The July arrests of two state workers on suspicion of indecent exposure at a Davis park have led to federal child exploitation charges against the pair, the U.S. Attorney’s Office in Sacramento announced Wednesday.
Two federal criminal complaints unsealed Wednesday allege that 30-year-old Wenyi Xu of Folsom made sexually explicit images of her own child, and that she and her co-defendant, Nicholas Robert Bowen, shared that and other child pornography material over a six-month period between Jan. 1 and July 10, the day of their arrests near Davis’ Community Park.
That day, authorities allege, Xu exposed herself to young boys — as many as five, according to an arrest warrant affidavit obtained by The Enterprise — riding their bicycles in the park, while Bowen, a 62-year-old resident of Grizzly Flats in El Dorado Hills, captured the acts on camera.
They were caught after a worker who witnessed the incident called police, who arrested the pair as they walked toward their vehicle north of the park. Both have pleaded not guilty to charges including lewd conduct, child annoyance and conspiracy to commit a misdemeanor.
The federal charges are not expected to impact that case, Yolo County Chief Deputy District Attorney Jonathan Raven said.
Xu is being represented in the federal case by David W. Dratman, who declined to comment Wednesday. The listed phone number for Robert Blasier, Bowen’s attorney, was disconnected.
Yolo County District Attorney investigators who seized the pair’s cell phones as well as Bowen’s computer discovered multiple images of child pornography, including pictures of Xu’s young, unclothed daughter that were taken inside her Folsom home on June 22, according to the arrest warrant affidavit.

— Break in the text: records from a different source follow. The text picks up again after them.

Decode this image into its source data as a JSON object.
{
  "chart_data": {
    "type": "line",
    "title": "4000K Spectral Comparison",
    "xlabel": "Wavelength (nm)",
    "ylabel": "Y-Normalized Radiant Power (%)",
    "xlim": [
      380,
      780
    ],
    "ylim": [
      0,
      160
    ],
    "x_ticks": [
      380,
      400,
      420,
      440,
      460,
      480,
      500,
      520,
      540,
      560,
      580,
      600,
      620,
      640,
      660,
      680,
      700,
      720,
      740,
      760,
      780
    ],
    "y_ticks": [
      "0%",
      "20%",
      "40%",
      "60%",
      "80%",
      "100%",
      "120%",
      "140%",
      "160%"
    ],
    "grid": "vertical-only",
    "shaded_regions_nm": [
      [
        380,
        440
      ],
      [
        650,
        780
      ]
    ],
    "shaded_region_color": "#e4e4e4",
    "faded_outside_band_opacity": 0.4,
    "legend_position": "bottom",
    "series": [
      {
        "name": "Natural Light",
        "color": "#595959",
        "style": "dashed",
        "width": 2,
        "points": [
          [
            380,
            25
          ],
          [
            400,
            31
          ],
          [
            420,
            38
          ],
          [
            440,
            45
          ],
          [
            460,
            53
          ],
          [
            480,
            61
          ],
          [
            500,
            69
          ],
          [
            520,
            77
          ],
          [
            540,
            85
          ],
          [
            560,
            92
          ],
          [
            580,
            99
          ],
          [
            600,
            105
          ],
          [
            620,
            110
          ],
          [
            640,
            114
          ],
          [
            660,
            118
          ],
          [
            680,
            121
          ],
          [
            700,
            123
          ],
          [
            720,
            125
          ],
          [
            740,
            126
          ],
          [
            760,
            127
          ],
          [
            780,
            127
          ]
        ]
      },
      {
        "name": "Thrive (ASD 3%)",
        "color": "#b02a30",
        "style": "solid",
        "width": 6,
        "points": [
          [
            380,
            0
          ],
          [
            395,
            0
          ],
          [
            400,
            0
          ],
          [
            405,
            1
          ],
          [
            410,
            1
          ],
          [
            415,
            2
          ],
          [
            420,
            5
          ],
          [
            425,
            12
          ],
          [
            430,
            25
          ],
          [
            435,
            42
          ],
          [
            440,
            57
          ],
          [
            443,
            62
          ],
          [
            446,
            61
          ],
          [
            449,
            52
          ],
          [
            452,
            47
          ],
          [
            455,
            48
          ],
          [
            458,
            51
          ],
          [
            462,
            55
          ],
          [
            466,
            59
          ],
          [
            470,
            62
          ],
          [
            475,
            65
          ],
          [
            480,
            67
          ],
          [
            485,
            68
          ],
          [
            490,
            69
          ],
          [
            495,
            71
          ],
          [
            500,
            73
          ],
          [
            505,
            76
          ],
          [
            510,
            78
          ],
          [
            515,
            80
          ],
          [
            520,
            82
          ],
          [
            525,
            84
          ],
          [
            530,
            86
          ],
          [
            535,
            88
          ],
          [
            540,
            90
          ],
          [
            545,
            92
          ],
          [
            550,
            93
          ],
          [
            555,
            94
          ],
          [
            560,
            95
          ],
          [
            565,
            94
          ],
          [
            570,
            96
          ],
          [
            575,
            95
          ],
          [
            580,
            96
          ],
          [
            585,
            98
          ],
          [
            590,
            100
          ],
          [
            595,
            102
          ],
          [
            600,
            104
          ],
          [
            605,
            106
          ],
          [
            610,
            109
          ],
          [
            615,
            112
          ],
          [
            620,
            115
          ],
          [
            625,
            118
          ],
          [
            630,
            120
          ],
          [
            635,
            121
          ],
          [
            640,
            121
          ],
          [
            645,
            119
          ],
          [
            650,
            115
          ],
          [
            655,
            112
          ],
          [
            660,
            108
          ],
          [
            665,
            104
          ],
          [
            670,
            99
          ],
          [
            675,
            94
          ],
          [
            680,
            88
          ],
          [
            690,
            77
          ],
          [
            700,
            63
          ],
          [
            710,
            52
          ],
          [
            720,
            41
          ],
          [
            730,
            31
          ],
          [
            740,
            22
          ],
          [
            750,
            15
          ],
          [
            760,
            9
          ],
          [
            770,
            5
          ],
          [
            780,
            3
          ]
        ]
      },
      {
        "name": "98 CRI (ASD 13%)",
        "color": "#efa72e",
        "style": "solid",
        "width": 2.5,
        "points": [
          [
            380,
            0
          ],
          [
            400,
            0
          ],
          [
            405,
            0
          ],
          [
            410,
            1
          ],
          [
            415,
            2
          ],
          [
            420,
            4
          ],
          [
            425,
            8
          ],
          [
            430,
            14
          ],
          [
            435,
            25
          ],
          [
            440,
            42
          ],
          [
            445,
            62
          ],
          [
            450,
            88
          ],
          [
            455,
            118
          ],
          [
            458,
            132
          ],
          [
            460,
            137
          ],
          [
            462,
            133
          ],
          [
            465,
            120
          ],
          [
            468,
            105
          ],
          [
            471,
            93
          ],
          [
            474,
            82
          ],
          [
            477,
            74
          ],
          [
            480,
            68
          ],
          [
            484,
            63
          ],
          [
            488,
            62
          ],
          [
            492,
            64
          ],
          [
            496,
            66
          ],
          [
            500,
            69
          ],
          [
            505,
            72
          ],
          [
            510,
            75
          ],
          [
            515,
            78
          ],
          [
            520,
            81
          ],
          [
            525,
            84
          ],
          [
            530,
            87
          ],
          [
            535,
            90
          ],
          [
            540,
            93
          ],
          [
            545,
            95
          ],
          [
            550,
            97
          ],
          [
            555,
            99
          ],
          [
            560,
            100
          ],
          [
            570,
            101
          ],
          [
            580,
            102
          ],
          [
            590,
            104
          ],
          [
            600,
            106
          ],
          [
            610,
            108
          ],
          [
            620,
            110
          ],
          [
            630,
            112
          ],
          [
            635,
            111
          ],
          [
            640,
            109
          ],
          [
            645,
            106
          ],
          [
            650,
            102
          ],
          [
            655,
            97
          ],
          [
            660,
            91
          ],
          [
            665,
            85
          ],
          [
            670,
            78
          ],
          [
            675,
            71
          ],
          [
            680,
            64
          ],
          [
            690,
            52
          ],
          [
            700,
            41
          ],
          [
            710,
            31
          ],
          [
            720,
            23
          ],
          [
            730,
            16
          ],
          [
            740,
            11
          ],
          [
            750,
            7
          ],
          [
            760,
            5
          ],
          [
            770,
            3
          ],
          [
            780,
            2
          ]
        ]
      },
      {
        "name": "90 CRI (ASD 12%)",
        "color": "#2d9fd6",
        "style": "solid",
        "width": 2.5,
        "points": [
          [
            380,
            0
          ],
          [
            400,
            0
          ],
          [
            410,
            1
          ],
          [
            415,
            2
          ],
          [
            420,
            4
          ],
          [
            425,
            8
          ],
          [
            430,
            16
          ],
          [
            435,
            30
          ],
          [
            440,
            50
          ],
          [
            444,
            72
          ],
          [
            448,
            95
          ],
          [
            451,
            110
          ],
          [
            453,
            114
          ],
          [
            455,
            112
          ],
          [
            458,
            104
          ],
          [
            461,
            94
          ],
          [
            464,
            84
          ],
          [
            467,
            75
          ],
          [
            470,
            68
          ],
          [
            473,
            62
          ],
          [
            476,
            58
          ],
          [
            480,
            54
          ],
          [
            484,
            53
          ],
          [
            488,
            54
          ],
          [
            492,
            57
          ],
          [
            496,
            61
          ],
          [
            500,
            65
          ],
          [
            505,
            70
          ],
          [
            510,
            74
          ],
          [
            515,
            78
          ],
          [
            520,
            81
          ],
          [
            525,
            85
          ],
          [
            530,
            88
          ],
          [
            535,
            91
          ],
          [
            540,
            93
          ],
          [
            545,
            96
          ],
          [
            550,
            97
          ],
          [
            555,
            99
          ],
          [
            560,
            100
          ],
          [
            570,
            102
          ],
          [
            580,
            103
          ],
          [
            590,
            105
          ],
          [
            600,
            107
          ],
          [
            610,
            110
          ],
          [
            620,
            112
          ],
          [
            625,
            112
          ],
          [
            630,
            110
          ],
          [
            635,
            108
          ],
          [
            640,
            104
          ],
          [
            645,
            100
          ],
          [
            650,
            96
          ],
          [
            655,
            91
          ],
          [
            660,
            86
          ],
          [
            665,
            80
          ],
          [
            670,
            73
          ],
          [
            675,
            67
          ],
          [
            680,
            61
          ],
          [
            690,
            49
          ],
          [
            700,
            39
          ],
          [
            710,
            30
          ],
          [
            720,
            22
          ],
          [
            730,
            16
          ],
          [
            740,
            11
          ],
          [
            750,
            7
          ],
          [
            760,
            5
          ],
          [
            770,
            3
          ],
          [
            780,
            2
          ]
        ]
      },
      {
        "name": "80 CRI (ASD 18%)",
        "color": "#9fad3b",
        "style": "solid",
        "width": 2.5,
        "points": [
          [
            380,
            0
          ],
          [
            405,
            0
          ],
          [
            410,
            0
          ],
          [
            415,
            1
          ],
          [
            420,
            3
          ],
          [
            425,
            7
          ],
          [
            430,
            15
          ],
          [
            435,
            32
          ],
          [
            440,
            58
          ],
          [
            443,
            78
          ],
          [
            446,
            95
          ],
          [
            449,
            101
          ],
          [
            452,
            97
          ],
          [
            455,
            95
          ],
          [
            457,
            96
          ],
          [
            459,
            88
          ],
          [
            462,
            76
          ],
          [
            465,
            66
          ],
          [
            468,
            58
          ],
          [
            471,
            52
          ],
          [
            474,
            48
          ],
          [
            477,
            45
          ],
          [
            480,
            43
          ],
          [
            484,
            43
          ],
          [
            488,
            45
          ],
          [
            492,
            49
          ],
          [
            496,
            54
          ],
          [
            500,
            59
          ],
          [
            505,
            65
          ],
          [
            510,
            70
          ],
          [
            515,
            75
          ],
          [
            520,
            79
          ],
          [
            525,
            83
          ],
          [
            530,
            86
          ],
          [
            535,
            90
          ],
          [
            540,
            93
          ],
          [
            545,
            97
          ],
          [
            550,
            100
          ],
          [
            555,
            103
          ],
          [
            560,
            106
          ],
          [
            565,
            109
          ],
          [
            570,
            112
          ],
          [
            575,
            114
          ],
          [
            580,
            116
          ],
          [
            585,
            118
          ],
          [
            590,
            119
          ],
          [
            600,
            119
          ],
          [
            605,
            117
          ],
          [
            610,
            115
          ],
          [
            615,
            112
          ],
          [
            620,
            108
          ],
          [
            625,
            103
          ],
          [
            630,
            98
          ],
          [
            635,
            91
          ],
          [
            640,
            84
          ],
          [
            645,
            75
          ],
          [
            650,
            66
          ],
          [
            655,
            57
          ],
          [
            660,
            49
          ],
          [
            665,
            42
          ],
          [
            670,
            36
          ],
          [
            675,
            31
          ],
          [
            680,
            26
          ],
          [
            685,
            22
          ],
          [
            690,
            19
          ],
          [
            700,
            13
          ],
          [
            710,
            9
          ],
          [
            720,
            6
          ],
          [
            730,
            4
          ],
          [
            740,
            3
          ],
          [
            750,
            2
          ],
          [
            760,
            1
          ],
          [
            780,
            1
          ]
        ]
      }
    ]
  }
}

The document says that Bowen, who became intimately involved with the married Xu about a year ago after meeting on a light-rail train in Folsom, “told (Xu) that he was sexually aroused by sexually explicit images of 10- to 12-year-olds” that were saved on his computer.
Bowen and Xu were free on bail during a pretrial hearing last week in Yolo Superior Court but are now in federal custody, with Xu due in court Friday for a hearing to determine whether she poses a flight risk and should be released on bail, according to Lauren Horwood, spokeswoman for Benjamin B. Wagner, U.S. Attorney for the Eastern District of California.
A pretrial hearing for Bowen, deemed by the court a “danger to the community and a flight risk,” is set for Sept. 23, Horwood said.
And while the pair face only indecent-exposure charges in Yolo County, the Davis incident was not the first time Xu had exposed herself to children while Bowen recorded it, according to the affidavit.
The first occurred last spring at a Folsom-area elementary school, “where Xu attempted to expose herself to boys in the area,” the document says. “When Xu asked why he was videotaping her exposing herself to boys, Bowen replied that it was in order for him to get ‘excited later.’ ”
For the Davis incident, both Bowen and Xu were equipped with eyeglasses that had cameras built into them, the affidavit says. Xu reportedly told police following her arrest that the pair initially tried to find boys in the Davis High School parking lot before moving on to Community Park, where Xu “exposed herself to approximately four or five boys between the ages of 10 and 12″ while Bowen recorded her.
Bowen, who has a history of drunken-driving, theft and drug-related arrests in Sacramento County, was working as a branch manager for the California Department of Public Health at the time of his arrest. Xu was employed as a researcher for the state Department of Health Services.
If convicted, both Bowen and Xu face anywhere from five to 20 years in prison, while Xu also could receive 15 to 30 years if found guilty of producing a sexually explicit image, Horwood said. Each charge also carries a potential fine of up to $250,000 and a lifetime period of supervised release.